Republicans are shocked--SHOCKED!-- that they are being accused of trying to take down Obama at the expense of the country:
It is difficult to overstate how offensive elected Republicans find the sabotage accusation, which Obama himself has come very close to making. During the run-up to the midterm election, the president said at a town hall meeting in Racine, Wis.: "Before I was even inaugurated, there were leaders on the other side of the aisle who got together and they made the calculation that if Obama fails, then we win." Some Republican leaders naturally took this as an attack on their motives. Was the president really contending that Republican representatives want their constituents to be unemployed in order to gain a political benefit for themselves?
Why, yes.
Yes...
"If we’re able to stop Obama on this it will be his Waterloo. It will break him."
...he...
“It was absolutely critical that everybody be together because if the proponents of the bill were able to say it was bipartisan, it tended to convey to the public that this is O.K., they must have figured it out,” Mr. McConnell said about the health legislation in an interview, suggesting that even minimal Republican support could sway the public. “It’s either bipartisan or it isn’t.”

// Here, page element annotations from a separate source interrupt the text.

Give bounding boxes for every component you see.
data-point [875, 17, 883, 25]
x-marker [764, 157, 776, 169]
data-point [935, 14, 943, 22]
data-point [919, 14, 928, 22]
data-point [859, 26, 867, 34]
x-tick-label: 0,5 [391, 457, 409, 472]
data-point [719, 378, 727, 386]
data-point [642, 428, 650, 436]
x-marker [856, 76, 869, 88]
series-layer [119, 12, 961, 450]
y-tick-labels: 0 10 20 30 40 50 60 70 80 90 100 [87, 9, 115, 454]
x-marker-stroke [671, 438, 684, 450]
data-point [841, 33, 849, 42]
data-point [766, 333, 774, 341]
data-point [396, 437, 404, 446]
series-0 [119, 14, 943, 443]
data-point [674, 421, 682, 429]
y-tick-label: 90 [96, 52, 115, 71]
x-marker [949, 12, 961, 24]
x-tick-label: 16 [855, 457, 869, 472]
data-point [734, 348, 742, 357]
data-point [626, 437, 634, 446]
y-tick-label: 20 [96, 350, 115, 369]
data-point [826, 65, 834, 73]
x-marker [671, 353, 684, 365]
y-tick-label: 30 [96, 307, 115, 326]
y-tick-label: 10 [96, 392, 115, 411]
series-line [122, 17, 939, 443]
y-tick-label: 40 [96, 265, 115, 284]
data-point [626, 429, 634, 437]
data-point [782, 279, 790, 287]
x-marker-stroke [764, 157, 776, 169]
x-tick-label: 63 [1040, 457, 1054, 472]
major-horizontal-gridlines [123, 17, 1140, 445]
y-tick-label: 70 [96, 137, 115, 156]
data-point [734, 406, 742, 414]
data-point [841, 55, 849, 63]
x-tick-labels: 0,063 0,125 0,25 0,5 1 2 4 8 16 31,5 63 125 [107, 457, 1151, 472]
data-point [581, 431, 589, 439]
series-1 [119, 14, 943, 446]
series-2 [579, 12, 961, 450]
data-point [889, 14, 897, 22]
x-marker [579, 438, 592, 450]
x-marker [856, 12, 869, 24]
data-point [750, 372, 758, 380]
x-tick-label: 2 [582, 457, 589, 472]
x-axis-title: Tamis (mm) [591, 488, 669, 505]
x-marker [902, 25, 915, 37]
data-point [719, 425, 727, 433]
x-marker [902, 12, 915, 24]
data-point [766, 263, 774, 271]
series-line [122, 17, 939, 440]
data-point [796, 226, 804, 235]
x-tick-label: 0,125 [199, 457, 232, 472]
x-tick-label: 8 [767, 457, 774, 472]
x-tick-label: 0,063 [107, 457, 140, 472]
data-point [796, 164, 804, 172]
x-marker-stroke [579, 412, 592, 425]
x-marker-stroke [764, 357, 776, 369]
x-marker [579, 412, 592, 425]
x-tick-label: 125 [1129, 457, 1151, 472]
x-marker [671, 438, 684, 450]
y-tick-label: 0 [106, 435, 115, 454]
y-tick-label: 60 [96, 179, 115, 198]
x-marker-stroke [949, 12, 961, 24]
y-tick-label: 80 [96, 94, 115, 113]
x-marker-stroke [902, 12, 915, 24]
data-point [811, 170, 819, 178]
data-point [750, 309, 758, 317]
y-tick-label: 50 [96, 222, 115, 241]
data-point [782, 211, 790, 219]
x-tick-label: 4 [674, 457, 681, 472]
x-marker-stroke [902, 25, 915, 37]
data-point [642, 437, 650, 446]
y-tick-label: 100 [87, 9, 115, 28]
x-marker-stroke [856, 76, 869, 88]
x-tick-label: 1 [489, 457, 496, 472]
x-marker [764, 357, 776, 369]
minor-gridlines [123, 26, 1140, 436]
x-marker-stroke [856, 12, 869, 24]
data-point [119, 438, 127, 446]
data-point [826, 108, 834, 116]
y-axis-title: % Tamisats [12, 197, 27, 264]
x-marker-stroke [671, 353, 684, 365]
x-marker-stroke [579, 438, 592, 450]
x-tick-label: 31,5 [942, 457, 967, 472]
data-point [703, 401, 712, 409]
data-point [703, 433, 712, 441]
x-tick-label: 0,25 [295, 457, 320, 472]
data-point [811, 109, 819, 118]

Mr. McConnell said the unity was essential in dealing with Democrats on “things like the budget, national security and then ultimately, obviously, health care.”
...did.
In an interview today on MSNBC's "Morning Meeting with Dylan Ratigan," Senate Finance Committee ranking member Chuck Grassley (R) said he'd vote against any health-care reform bill coming out of the committee unless it has wide support from Republicans -- even if the legislation contains EVERYTHING Grassley wants.
"I am negotiating for Republicans," he said. "If I can't negotiate something that gets more than four Republicans, I'm not a good negotiator."

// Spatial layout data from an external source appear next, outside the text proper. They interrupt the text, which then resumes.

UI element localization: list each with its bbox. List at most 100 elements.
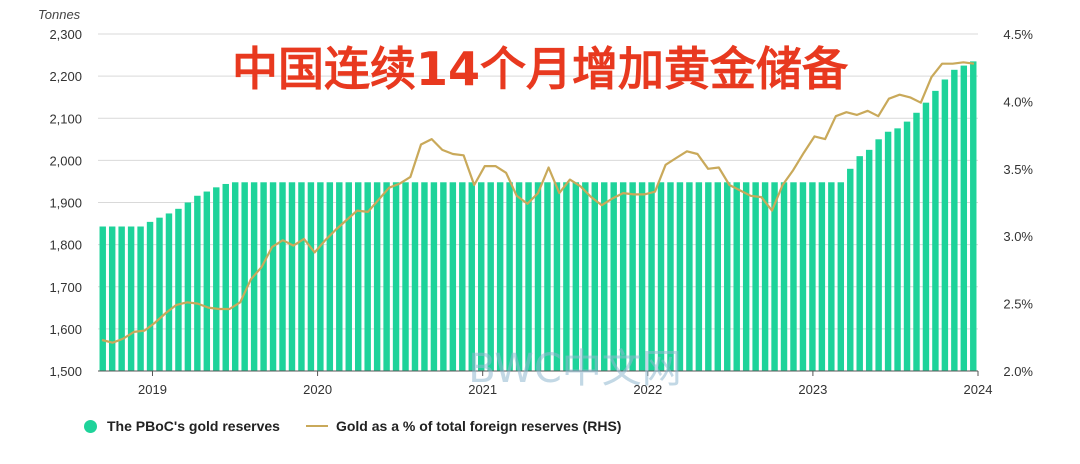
bar: [506, 182, 513, 371]
bar: [970, 61, 977, 371]
legend-label-gold-share: Gold as a % of total foreign reserves (R…: [335, 418, 622, 434]
bar: [553, 182, 561, 371]
bar: [799, 182, 807, 371]
bar: [695, 182, 703, 371]
bar: [960, 65, 968, 371]
bar: [922, 102, 930, 371]
bar: [629, 182, 636, 371]
bar: [525, 182, 532, 371]
bar: [99, 226, 106, 371]
chart-title: 中国连续14个月增加黄金储备: [232, 42, 849, 96]
bar: [733, 182, 740, 371]
x-tick-label: 2021: [468, 382, 497, 397]
y-tick-label-left: 1,700: [49, 280, 82, 295]
bar: [847, 168, 854, 371]
bar: [307, 182, 315, 371]
y-tick-label-right: 4.0%: [1003, 94, 1033, 109]
bar: [752, 182, 759, 371]
bar: [137, 226, 144, 371]
bar: [459, 182, 466, 371]
legend: The PBoC's gold reserves Gold as a % of …: [84, 418, 647, 434]
bar: [317, 182, 324, 371]
bar: [156, 217, 163, 371]
bar: [903, 121, 911, 372]
legend-swatch-line: [305, 425, 328, 427]
bar: [686, 182, 693, 371]
bar: [913, 112, 920, 372]
bar: [657, 182, 665, 371]
y-tick-label-left: 1,800: [49, 238, 82, 253]
y-tick-label-left: 2,200: [49, 69, 82, 84]
bar: [468, 182, 475, 371]
y-tick-label-left: 2,000: [49, 153, 82, 168]
bar: [563, 182, 570, 371]
bar: [742, 182, 750, 371]
bar: [269, 182, 277, 371]
y-tick-label-right: 4.5%: [1003, 27, 1033, 42]
bar: [828, 182, 835, 371]
bar: [364, 182, 371, 371]
bar: [222, 183, 229, 371]
y-tick-label-left: 1,900: [49, 196, 82, 211]
x-tick-label: 2020: [303, 382, 332, 397]
bar: [856, 156, 863, 371]
y-tick-label-left: 2,300: [49, 27, 82, 42]
bar: [619, 182, 627, 371]
bar: [345, 182, 352, 371]
bar: [865, 149, 873, 371]
bar: [298, 182, 305, 371]
bar: [676, 182, 684, 371]
bar: [582, 182, 589, 371]
bar: [496, 182, 504, 371]
y-tick-label-left: 2,100: [49, 111, 82, 126]
x-tick-label: 2023: [798, 382, 827, 397]
bar: [724, 182, 731, 371]
bar: [534, 182, 542, 371]
bar: [146, 221, 154, 371]
bar: [941, 79, 949, 372]
y-tick-label-right: 3.0%: [1003, 229, 1033, 244]
bar: [894, 128, 901, 371]
bar: [430, 182, 438, 371]
bar: [175, 208, 182, 371]
bar: [373, 182, 381, 371]
bar: [714, 182, 722, 371]
bar: [610, 182, 617, 371]
bar: [705, 182, 712, 371]
bar: [449, 182, 457, 371]
legend-item-gold-reserves: The PBoC's gold reserves: [84, 418, 280, 434]
bar: [336, 182, 343, 371]
legend-swatch-bar: [84, 419, 97, 433]
bar: [591, 182, 598, 371]
bar: [411, 182, 419, 371]
bar: [194, 195, 201, 371]
line-path: [101, 61, 975, 344]
bar: [326, 182, 334, 371]
bar: [515, 182, 523, 371]
bar: [572, 182, 580, 371]
y-tick-label-right: 2.5%: [1003, 297, 1033, 312]
bar: [402, 182, 409, 371]
legend-label-gold-reserves: The PBoC's gold reserves: [107, 418, 280, 434]
y-tick-label-right: 2.0%: [1003, 364, 1033, 379]
x-tick-label: 2022: [633, 382, 662, 397]
bar: [203, 191, 211, 371]
bar-series: [99, 61, 977, 372]
bar: [601, 182, 608, 371]
bar: [241, 182, 248, 371]
bar: [648, 182, 655, 371]
bar: [761, 182, 769, 371]
bar: [884, 131, 892, 371]
bar: [260, 182, 267, 371]
bar: [837, 182, 845, 371]
x-tick-label: 2024: [964, 382, 993, 397]
bar: [213, 187, 220, 371]
bar: [951, 69, 958, 372]
watermark: BWC中文网: [468, 346, 682, 392]
bar: [818, 182, 826, 371]
legend-item-gold-share: Gold as a % of total foreign reserves (R…: [305, 418, 622, 434]
bar: [780, 182, 788, 371]
bar: [487, 182, 494, 371]
bar: [544, 182, 551, 371]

One can make the argument that bipartisanship does not produce desirable outcomes. No Child Left Behind and the Iraq War certainly give credence to that idea. But that's not the argument being made.
To say the Republicans aren't doing everything they can to be uncooperative obstructionists, with the nation's wellbeing as collateral damage--from withholding approval of numerous and important cabinet appointees to delaying renewal unemployment benefits three times to ransoming middle-class tax cuts to withdrawing support for the vital START treaty--is disingenuous in the extreme.